1. ## Basis for a perpendicular vector

Problem:

Find a basis for $W^{\perp}$, where

$W = span\left \{ \begin{bmatrix}1\\ 2\\ 3\\4\end{bmatrix},\begin{bmatrix}5\\ 6\\ 7\\8\end{bmatrix} \right \}$

Attempt:

First I tried taking an arbitrary 4x1 matrix, and dotting it with a vector from the span of W. Then I realized that it must be orthogonal to all of the vectors in the span of W, so I trashed that idea.

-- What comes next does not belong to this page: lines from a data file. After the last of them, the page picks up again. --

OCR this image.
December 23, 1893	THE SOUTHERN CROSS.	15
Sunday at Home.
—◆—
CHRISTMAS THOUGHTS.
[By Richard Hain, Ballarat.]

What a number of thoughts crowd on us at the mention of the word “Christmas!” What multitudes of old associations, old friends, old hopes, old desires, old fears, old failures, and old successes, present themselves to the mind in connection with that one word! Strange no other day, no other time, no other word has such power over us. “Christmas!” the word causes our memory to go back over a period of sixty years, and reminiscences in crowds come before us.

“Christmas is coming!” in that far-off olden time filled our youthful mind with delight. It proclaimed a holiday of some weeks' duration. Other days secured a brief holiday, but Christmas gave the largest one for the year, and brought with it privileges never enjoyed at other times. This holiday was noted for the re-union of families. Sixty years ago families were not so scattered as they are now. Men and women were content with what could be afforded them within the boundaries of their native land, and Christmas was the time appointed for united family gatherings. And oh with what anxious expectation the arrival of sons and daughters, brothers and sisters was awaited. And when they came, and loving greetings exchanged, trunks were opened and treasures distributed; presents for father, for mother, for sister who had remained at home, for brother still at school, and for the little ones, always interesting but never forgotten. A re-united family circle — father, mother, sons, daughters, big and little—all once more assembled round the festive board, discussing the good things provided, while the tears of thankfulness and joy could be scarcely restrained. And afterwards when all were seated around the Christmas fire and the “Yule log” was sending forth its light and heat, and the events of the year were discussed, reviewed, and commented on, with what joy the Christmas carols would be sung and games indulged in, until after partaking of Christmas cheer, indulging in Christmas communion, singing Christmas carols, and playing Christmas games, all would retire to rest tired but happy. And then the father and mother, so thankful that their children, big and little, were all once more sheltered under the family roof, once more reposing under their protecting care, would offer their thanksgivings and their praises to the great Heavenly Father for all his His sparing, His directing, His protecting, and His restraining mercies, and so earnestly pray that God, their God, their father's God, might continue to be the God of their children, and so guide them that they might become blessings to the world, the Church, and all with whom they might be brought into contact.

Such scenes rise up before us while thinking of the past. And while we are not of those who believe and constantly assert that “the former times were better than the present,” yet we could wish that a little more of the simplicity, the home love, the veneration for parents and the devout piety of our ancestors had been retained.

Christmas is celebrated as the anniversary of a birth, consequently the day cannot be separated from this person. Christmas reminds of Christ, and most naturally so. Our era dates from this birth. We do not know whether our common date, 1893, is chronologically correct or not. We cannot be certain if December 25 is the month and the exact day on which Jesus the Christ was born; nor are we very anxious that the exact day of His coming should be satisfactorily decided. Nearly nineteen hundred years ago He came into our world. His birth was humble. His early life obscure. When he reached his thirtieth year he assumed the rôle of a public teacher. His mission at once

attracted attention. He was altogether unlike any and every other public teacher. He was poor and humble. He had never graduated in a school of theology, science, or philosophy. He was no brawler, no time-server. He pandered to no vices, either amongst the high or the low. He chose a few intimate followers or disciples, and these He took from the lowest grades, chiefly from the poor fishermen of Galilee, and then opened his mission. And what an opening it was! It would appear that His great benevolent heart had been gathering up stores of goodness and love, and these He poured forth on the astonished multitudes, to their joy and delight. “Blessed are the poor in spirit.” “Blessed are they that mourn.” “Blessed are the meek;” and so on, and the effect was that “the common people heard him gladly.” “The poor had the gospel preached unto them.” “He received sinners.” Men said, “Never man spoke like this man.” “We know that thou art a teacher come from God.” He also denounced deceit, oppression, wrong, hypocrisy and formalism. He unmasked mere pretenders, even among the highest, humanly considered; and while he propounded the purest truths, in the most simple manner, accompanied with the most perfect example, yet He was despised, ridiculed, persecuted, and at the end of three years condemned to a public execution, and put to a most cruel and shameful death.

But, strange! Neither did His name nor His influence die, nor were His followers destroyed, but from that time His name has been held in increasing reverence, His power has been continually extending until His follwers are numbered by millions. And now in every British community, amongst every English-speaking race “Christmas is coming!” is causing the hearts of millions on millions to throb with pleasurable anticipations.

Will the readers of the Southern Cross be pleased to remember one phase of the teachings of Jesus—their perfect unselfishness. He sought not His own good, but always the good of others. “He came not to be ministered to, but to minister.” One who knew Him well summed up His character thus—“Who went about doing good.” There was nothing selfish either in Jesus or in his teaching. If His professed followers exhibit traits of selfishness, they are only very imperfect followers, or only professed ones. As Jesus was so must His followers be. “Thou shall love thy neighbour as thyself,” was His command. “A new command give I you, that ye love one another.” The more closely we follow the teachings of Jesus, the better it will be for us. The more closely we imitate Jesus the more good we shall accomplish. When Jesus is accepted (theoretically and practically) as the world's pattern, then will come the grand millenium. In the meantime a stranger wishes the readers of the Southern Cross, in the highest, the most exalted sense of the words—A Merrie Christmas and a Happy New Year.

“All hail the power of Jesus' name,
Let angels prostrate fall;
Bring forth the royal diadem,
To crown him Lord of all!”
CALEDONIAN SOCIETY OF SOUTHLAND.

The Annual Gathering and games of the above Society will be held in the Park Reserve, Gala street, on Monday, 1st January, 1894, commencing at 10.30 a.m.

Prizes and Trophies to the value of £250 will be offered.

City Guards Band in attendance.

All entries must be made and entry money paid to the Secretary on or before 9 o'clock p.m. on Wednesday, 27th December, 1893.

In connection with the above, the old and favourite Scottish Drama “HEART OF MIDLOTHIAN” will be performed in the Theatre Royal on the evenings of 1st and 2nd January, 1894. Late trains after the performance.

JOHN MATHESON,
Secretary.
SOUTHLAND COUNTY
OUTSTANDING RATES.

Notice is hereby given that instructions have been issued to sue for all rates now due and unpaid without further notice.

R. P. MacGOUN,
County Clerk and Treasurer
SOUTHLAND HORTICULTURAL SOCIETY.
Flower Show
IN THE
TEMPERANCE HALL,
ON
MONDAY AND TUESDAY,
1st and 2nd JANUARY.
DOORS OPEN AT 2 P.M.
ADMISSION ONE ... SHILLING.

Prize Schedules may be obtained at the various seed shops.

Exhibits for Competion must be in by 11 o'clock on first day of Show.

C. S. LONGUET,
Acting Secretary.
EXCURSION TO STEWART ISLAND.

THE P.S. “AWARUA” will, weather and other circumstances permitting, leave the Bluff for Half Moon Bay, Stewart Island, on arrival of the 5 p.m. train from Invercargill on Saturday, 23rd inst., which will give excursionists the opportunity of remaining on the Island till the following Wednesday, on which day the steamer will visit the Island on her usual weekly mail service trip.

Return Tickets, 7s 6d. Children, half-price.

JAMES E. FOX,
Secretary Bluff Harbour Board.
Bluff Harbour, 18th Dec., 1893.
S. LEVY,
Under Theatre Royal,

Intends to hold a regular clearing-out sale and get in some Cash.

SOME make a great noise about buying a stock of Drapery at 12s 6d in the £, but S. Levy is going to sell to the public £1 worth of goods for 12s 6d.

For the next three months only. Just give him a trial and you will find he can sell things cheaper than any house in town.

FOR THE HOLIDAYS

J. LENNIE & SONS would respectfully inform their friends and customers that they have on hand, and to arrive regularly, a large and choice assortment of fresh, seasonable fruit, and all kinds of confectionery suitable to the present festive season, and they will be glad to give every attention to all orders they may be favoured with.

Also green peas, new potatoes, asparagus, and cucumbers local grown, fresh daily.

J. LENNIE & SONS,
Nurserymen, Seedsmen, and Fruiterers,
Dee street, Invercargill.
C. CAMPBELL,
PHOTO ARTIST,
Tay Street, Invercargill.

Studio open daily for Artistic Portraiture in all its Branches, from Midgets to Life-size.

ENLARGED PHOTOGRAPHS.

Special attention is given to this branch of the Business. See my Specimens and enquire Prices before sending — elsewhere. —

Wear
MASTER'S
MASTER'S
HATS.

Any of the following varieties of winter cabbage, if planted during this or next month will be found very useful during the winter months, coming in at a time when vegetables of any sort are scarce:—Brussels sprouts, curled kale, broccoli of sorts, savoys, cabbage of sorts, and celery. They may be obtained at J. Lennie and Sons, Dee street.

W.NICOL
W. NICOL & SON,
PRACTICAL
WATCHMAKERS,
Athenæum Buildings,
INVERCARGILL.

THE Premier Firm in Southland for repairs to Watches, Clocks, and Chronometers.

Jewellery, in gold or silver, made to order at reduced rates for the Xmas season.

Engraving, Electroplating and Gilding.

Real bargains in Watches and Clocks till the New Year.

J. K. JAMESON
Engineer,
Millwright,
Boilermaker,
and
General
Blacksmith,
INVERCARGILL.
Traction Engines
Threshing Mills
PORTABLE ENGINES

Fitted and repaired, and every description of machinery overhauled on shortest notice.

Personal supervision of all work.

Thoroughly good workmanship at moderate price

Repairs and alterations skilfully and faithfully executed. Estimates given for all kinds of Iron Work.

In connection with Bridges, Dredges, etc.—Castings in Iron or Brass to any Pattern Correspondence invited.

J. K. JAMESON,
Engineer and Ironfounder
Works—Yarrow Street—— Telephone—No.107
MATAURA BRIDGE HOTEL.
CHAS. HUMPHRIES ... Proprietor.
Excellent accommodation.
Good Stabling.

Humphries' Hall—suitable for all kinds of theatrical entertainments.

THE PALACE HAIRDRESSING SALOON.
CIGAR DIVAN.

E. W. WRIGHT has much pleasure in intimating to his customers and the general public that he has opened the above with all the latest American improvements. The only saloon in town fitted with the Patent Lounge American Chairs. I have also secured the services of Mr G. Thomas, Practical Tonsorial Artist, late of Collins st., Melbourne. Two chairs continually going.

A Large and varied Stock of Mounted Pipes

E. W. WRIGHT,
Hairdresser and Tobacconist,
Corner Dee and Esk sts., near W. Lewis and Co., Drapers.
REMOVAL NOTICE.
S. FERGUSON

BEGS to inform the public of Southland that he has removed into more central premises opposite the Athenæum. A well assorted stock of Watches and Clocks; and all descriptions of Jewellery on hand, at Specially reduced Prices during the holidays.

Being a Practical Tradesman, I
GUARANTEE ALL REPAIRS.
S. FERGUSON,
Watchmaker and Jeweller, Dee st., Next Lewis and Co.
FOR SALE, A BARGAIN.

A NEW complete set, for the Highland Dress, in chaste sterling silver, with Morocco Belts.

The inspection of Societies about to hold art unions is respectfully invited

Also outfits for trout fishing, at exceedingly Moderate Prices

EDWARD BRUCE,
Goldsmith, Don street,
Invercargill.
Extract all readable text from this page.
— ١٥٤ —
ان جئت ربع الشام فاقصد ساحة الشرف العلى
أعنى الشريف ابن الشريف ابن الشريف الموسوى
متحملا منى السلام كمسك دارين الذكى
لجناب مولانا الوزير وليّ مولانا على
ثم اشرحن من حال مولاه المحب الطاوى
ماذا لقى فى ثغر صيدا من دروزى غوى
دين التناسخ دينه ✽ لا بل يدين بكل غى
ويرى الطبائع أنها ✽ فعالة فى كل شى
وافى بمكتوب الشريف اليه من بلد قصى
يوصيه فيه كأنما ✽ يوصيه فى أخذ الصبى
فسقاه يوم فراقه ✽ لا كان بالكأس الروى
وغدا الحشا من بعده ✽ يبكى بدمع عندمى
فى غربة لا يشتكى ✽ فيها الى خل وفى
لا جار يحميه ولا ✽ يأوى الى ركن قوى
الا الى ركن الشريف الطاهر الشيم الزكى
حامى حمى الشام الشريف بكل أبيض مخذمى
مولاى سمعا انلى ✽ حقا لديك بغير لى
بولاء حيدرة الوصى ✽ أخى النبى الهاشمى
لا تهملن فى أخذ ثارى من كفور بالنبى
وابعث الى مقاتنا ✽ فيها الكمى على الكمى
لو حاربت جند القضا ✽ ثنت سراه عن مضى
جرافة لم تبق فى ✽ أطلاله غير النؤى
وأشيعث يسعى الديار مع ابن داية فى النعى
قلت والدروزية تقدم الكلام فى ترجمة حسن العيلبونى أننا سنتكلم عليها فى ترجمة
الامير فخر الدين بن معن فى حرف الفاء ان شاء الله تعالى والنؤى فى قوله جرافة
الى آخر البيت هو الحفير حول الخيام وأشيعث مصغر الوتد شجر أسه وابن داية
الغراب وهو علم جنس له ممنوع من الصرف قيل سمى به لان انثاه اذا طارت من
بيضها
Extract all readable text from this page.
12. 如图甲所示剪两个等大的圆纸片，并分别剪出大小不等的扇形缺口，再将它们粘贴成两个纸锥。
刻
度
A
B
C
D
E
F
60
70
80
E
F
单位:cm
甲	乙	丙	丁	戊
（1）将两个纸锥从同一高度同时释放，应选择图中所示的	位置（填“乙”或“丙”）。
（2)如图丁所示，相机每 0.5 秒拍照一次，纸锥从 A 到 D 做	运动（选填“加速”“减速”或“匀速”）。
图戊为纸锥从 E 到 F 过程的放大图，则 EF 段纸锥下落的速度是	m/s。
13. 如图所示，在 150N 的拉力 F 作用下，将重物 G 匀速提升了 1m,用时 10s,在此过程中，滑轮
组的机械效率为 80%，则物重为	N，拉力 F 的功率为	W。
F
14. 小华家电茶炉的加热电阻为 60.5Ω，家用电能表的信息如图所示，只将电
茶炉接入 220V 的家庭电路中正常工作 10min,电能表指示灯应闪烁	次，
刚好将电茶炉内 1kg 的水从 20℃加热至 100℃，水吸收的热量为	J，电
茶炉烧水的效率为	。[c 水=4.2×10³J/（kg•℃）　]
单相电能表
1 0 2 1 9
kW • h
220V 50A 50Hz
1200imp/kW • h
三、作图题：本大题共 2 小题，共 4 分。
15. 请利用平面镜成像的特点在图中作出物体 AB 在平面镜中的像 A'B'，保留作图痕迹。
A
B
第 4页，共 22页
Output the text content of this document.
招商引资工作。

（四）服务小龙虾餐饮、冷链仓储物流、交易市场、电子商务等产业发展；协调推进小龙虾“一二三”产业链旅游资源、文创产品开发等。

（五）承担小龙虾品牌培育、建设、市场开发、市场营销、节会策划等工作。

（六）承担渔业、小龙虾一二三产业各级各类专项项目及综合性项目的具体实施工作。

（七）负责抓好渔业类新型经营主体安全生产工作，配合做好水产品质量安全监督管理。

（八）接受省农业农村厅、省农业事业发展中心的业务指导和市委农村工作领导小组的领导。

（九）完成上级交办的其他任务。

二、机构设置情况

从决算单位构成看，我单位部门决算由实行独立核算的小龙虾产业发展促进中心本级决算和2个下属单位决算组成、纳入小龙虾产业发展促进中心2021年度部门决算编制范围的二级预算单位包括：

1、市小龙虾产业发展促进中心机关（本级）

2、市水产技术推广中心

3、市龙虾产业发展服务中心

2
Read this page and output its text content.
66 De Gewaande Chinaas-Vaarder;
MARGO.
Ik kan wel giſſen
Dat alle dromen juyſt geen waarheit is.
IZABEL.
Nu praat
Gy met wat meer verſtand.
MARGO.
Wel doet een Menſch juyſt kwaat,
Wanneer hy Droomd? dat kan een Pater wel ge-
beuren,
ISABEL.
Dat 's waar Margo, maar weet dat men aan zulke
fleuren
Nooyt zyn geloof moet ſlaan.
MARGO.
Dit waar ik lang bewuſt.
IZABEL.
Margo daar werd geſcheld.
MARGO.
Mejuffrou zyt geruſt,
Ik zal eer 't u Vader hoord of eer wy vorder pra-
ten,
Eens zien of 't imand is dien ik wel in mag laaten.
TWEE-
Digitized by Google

I know that $W^{\perp}$ is the kernel of the orthogonal projection onto W. So therefore, $W^{\perp} = proj_{W}(\vec{x}) = (\vec{u}_{1} \cdot \vec{x})\vec{u}_{m}+...+(\vec{u}_{m} \cdot \vec{x})\vec{u}_{m}$

This is where I get lost, and I'm not sure how to continue or even if I'm on the right track. Any help is greatly appreciated.

Here is my work:

2. suppose v = (v1,v2,v3,v4) in R^4 is perpendicular to (1,2,3,4) and (5,6,7,8).

then v.(a(1,2,3,4) + b(5,6,7,8)) = a(v.(1,2,3,4)) + b(v.(5,6,7,8)) = a0 + b0 = 0 + 0 = 0.

so it suffices to pick v perpendicular to each element of the basis {(1,2,3,4), (5,6,7,8)} of W.

you should be able to create a system of 2 linear equations in 4 variables, which will reduce to a system in two parameters.

chose those two parameters such that you get 2 linearly independent vectors in R^4, and you're done.

3. Sorry, I'm having a little trouble understanding the formatting.

Is v a column vector with values v1->v4? And where are 'a' and 'b' coming from in the second line?

4. yes, v is a column vector with coordinates v1,v2,v3,v4 in the standard basis. a and b are just arbitrary real numbers. any element of W, which is spanned by those two vectors, is a linear combination of the two, some scalar multiple of the first, plus some scalar multiple of the second.

the point is, if you get a vector perpendicular to both, it will be perpendicular to any linear combination of the two.

so v.(1,2,3,4) = 0 is the linear equation:

v1 + 2v2 + 3v3 + 4v4 = 0

and v.(5,6,7,8) = 0 is the linear equation:

5v1 + 6v2 + 7v3 + 8v4 = 0.

you need to solve these 2 equations simultaneously.

well, as you might expect, the dimension of W┴, is going to be 2, so you should wind up with a solution set that looks like:

(v1(s,t), v2(s,t), v3(s,t), v4(s,t)), where each vj(s,t) is some linear expression in s and t.

or, to put it another way, you can eliminate one variable, and express a second variable in terms of the remaining 2.

back-substitution will then give the "eliminated" variable in terms of those same two "undetermined" variables.

converting to unit vectors isn't necessary, you're looking for orthognal vectors, not orthonormal ones.